11 Rembrandt Bugattis for sale

Sunday, April 18th, 2010

Eleven sculptures by my latest obsession Rembrandt Bugatti are going on sale in Sotheby’s Impressionist & Modern Art sales on May 5th and 6th in New York City. The Bugattis are from the S. Joel Schur Collection, which is wide considered one of the finest, if not the finest, group of Rembrandt Buggati pieces in private hands.

The sculptures include some of Bugatti’s most famous pieces like the Babouin Sacré Hamadryas, the planar, Cubist-style baboon which prefigured the Art Deco and Cubist movement. It is estimated to sell for $2-$3 million.

The lowest estimate is a mere $80,000–$120,000 for Marabout au repos, aka a stork at rest. So whichever one of you is getting me that J.M.W. Turner can throw in the Bugatti stork as a stocking stuffer.

'Grand Giraffe Tête Basse' by Rembrandt Bugatti, ca 1910The one I really want, though, is the Grand Girafe tête basse. It’s 25 1/2″ tall and is just so delicate and lovely.

The graceful giraffe, with its willowy neck arched towards the earth, exemplifies Bugatti’s brilliance at capturing the curvilinear elegance of an animal’s anatomy. The artist was so charmed by the poise of this African mammal that he sculpted it in two variations. The present work, which is the most visually complex of the series, holds the pose that can be seen in the photograph of the artist and his subject at the Antwerp zoo. The present bronze, which is numbered along the back edge of the base, is the sixth of an edition of six works ever to be cast of this sculpture.

The estimate for this one is $900,000-$1,200,000. There’s a bronze Degas ballerina doing an arabesque in this sale that is estimated to sell for less than half of that. There are several Rodins that don’t even come close to Bugatti’s price range.

Obviously I’m not the only person completely enraptured by his artistry and tragic story.

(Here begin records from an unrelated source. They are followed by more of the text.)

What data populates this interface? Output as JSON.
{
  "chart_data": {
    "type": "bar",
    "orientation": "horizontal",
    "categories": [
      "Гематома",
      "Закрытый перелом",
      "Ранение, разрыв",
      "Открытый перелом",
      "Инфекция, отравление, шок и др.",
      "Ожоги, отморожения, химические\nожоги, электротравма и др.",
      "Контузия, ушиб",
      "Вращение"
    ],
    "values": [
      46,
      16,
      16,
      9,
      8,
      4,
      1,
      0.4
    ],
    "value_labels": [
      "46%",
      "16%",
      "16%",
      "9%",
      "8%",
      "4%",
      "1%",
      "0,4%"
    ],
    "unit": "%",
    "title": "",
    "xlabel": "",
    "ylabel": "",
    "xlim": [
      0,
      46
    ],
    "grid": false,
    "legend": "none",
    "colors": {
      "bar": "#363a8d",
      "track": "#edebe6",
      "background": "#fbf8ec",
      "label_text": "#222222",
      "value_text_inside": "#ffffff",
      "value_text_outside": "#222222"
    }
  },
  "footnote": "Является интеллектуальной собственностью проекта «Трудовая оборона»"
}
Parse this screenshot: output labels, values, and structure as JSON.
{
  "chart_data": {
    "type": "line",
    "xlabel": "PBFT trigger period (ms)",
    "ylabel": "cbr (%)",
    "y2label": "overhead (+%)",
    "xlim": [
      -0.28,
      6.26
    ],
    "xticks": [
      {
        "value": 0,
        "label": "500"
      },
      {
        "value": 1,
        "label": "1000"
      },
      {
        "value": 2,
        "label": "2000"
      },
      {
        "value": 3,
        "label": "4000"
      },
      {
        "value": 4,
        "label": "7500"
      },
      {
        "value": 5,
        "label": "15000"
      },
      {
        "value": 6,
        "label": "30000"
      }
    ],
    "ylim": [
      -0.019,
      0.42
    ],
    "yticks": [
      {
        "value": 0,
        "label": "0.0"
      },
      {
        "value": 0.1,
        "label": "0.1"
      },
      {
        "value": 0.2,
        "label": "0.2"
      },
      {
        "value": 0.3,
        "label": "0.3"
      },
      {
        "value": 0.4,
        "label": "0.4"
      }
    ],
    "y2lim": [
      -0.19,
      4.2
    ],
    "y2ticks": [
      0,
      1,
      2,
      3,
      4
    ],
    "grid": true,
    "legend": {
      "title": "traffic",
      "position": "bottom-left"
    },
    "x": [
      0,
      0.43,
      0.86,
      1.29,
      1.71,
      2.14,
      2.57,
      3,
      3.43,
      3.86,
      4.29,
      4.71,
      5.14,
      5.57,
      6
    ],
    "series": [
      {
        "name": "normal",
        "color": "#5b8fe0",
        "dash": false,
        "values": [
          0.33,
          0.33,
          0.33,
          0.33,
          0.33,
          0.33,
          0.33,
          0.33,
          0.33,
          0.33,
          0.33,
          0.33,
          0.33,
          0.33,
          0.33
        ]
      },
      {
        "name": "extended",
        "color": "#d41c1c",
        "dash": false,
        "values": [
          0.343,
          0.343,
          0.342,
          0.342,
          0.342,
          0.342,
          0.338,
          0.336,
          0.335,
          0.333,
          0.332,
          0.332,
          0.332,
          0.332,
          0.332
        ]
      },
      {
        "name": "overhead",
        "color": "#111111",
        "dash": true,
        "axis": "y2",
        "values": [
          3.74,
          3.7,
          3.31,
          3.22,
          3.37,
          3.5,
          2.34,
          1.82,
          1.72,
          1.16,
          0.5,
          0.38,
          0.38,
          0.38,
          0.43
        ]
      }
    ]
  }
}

On a side note, some furniture by Rembrandt’s father Carlo Bugatti is going to be in an Art Deco sale at Sotheby’s London a couple of weeks after the Modern Art sale. Here’s a rare 1902 desk and chair set that has a bit of Rembrandt’s connection to the natural world in the bird and plant decoration. It’s also somewhat rococo and about as far from Rembrandt’s elegant simplicity as you can get with its copious tassels and geegaws.